In mathematics, the corona theorem is a result about the spectrum of the bounded holomorphic functions on the open unit disc, conjectured by Kakutani (1941) and proved by Lennart Carleson (1962).

The commutative Banach algebra and Hardy space H consists of the bounded holomorphic functions on the open unit disc D. Its spectrum S (the closed maximal ideals) contains D as an open subspace because for each z in D there is a maximal ideal consisting of functions f with

f(z) = 0.

The subspace D cannot make up the entire spectrum S, essentially because the spectrum is a compact space and D is not. The complement of the closure of D in S was called the corona by Newman (1959), and the corona theorem states that the corona is empty, or in other words the open unit disc D is dense in the spectrum. A more elementary formulation is that elements f1,...,fn generate the unit ideal of H if and only if there is some δ>0 such that

|f_1|+\cdots+|f_n|\ge\delta everywhere in the unit ball.

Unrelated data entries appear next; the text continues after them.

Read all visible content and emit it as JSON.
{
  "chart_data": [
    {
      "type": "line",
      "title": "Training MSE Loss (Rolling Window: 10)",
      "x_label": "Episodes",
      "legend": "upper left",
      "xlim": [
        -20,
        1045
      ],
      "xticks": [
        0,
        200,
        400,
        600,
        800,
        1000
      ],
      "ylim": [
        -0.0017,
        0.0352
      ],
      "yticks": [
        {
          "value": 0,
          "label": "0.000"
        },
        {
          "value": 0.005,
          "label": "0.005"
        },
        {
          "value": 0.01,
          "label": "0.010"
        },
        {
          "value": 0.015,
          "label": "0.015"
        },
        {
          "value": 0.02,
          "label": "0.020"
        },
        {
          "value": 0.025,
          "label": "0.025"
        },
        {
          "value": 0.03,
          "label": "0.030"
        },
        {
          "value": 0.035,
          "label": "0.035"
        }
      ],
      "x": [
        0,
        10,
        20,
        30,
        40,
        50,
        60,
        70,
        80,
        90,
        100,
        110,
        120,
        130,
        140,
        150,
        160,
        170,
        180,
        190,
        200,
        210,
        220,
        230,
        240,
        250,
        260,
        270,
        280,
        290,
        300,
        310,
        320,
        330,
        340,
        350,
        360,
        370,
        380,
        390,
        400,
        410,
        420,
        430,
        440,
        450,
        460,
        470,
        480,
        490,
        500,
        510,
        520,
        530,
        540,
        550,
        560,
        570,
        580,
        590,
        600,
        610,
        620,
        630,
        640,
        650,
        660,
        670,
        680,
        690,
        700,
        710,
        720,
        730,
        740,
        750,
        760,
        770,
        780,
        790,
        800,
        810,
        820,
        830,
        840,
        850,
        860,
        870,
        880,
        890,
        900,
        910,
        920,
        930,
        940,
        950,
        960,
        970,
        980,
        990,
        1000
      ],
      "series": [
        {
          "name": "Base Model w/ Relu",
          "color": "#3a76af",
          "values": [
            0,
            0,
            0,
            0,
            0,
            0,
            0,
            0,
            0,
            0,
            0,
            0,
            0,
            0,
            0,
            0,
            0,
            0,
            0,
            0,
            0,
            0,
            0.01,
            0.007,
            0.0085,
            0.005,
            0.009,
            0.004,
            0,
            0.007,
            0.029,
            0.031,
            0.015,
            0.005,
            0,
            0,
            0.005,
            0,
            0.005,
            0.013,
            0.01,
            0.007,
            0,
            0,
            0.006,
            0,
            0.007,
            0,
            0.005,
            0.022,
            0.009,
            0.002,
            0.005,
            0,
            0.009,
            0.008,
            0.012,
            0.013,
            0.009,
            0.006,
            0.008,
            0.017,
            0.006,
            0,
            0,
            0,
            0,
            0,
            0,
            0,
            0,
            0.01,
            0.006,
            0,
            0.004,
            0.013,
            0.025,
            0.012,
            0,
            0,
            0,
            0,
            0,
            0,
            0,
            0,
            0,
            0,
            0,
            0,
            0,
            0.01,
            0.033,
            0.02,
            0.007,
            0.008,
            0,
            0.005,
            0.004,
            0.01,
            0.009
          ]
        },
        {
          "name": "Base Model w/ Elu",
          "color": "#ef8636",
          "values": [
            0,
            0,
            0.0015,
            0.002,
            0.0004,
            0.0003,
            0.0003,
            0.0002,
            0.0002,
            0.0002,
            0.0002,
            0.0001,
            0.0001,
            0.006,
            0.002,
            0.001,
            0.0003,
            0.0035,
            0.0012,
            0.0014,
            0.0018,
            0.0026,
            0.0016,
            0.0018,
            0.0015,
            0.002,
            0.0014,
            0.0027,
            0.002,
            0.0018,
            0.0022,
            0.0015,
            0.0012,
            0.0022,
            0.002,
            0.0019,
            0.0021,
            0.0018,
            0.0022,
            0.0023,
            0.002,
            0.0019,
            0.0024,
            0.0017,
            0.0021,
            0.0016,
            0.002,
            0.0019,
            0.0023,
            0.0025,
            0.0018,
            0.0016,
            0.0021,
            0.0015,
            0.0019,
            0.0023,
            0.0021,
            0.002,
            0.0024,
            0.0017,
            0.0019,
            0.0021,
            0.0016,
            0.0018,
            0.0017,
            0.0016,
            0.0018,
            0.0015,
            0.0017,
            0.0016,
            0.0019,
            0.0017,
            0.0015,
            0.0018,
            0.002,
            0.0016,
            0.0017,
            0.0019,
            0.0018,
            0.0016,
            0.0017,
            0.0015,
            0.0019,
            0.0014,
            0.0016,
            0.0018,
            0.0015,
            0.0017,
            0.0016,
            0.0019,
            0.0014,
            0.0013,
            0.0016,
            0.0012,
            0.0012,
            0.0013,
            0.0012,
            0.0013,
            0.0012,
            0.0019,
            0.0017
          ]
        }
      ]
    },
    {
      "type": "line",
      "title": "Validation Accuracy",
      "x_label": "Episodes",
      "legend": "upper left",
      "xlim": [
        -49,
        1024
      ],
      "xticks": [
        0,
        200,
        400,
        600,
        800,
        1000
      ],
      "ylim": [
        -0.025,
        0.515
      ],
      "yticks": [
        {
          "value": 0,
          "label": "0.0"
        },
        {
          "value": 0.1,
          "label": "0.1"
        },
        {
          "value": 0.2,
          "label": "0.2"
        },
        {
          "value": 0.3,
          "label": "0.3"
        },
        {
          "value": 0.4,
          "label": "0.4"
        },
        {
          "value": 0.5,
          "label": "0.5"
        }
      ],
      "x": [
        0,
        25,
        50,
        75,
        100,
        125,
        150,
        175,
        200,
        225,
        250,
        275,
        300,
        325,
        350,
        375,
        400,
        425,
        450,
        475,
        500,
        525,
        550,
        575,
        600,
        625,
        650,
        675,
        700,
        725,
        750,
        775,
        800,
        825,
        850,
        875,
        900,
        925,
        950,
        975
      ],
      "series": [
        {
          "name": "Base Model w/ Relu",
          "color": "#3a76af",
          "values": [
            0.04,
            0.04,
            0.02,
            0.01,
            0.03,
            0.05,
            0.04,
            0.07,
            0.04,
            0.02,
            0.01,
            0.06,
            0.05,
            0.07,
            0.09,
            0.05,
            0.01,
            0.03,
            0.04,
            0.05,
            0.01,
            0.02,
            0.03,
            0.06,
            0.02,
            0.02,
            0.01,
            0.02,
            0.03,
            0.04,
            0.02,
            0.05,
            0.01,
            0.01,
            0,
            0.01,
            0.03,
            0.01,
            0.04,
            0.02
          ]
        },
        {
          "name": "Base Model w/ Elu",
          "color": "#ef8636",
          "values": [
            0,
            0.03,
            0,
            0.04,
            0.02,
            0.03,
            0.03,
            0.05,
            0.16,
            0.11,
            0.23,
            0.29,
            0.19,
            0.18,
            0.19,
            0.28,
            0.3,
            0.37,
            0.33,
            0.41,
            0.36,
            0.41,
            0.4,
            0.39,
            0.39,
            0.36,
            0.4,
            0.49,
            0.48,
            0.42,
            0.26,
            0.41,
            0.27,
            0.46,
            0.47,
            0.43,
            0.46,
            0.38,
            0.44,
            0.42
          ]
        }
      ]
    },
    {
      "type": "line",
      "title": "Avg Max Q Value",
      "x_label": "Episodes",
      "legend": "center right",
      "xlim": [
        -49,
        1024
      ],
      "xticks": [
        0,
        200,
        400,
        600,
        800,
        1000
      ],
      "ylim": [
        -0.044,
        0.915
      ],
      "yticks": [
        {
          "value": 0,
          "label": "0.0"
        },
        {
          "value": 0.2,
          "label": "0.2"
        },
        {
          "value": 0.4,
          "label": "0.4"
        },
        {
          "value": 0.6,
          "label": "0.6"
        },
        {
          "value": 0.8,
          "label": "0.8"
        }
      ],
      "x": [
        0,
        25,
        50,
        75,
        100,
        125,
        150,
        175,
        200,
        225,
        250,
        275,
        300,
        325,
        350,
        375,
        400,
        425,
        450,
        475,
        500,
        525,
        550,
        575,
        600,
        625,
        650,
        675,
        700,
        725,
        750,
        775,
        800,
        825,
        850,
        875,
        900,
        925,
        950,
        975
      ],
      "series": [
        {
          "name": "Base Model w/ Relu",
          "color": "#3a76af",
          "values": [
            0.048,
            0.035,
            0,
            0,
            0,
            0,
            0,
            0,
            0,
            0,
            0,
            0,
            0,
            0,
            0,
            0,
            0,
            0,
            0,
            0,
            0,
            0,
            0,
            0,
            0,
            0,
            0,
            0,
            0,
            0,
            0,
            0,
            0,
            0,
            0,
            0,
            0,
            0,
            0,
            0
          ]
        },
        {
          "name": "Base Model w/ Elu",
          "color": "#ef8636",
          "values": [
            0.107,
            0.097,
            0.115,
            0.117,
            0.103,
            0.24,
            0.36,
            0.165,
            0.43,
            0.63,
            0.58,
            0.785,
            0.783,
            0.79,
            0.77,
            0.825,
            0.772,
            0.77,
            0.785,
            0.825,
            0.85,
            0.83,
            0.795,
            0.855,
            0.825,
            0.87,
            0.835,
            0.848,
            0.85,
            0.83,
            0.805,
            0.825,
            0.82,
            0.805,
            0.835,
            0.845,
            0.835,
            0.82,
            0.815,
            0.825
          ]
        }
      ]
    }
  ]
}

Newman showed that the corona theorem can be reduced to an interpolation problem, which was then proved by Carleson.

In 1979 Thomas Wolff gave a simplified (but unpublished) proof of the corona theorem, described in (Koosis 1980) and (Gamelin 1980).

Cole later showed that this result cannot be extended to all open Riemann surfaces (Gamelin 1978).

As a by-product, of Carleson's work, the Carleson measure was invented which itself is a very useful tool in modern function theory. It remains an open question whether there are versions of the corona theorem for every planar domain or for higher-dimensional domains.